Oil exploration company Cairn India is merging with its parent Vedanta India. Before the merger was announced, there was talk of a ‘reverse merger’ between the two. But Cairn India and Vedanta India have now announced a plain-vanilla merger. What distinguishes a reverse merger from a straight one?
What is it?
A merger usually takes place when a smaller company folds into a larger one through exchange of shares or cash. But when the tables are turned and the acquiring company is weaker or smaller than the one being gobbled up, this is termed a reverse merger. Typically, reverse mergers take place through a parent company merging into a subsidiary, or a profit-making firm merging into a loss-making one.
In the case of Cairn India and Vedanta, the latter is the larger parent company, making this a simple merger.
Reverse mergers are quite commonplace in the US, but are few and far between in India. One example of a reverse merger was when ICICI merged with its arm ICICI Bank in 2002.
The parent company’s balance sheet was more than three times the size of its subsidiary at the time. The rational for the reverse merger was to create a universal bank that would lend to both industry and retail borrowers.

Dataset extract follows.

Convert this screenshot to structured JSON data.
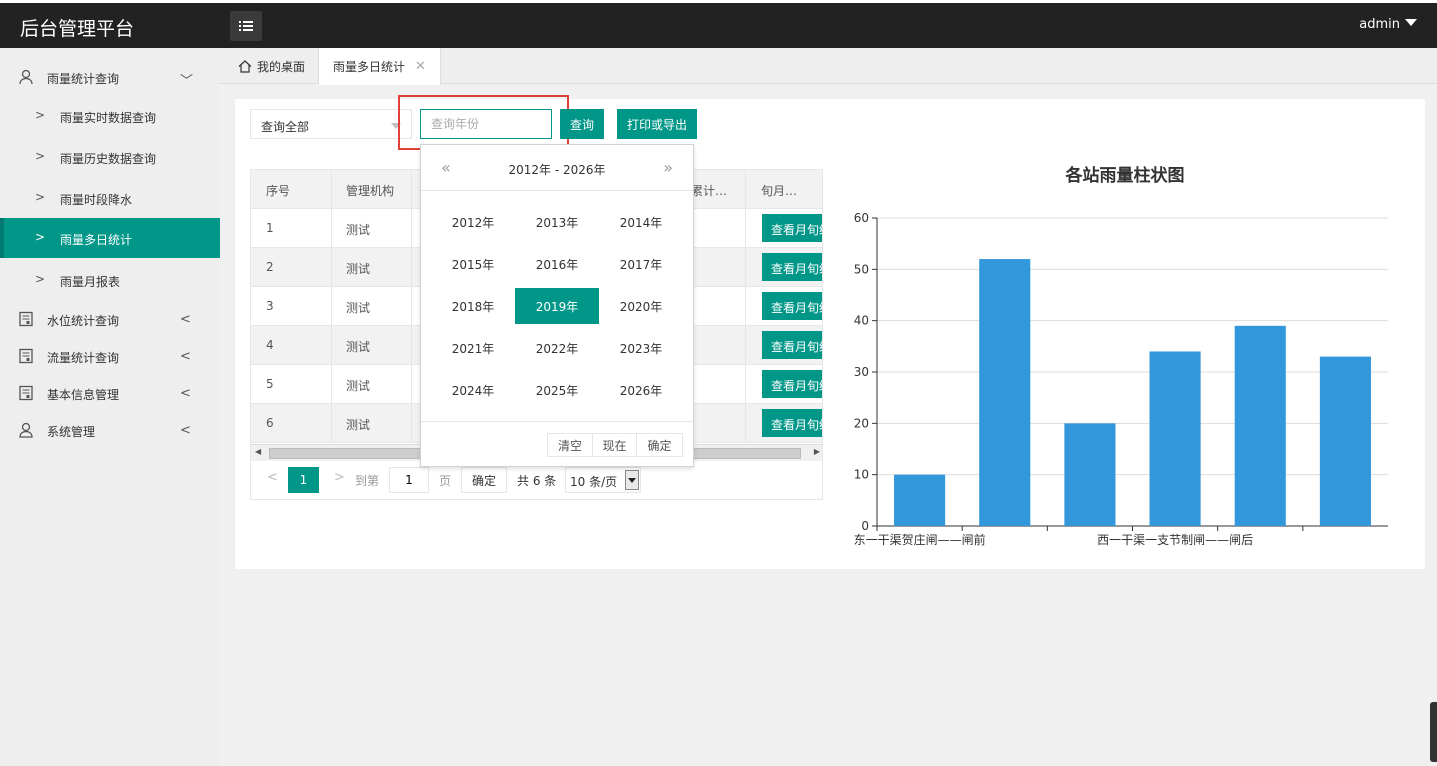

When reverse mergers happen, the resulting entity may either take on the name of the smaller firm or the larger one.
The ICICI group retained ICICI Bank as the brand name for the new entity. But when Godrej Soaps — profitable and with a turnover of ₹437 crore — did a reverse merger with loss-making Gujarat Godrej Innovative Chemicals (turnover of ₹60 crore), the resulting firm was named Godrej Soaps.
Why is it important?
Basic mathematics should tell you that 1+2 is the same as 2+1. So why do a reverse merger? Thanks to taxation, regulations or the legal system, there could be tangible advantages to letting a smaller company survive a merger.
One motive is carrying forward tax losses of the smaller firm, which allows the combined entity to pay lower taxes. In some cases, the smaller entity may have rights to trademark or assets making it imperative for it to survive. Or licence agreements signed by a company may be non-transferable — a reason to hold on to its identity.
Another popular incentive, globally, to opt for the reverse route is backdoor listing on exchanges. A large company may reverse merge with a smaller listed one and go public without an IPO. The Indian Companies Act disallows this, but this route continues to be a favourite with Chinese companies to list in the US.
Why should I care?
Any merger can be complicated and a reverse merger can leave the shareholder with shares in an entity that is loss-making or debt burdened. In the case of the Vedanta merger, Cairn shareholders are trading off their cash-rich, debt-free balance sheet for one with a net debt of ₹31,540 crore.
A reverse merger may also make a company’s books more opaque, especially if the smaller firm is unlisted. Regulators in the US and UK are known to be suspicious of reverse mergers, particularly if done to get quick listing.
Mergers have a patchy record of delivering shareholder value. Reverse mergers may be good for the groups initiating them, but for shareholders they could well put returns into reverse gear.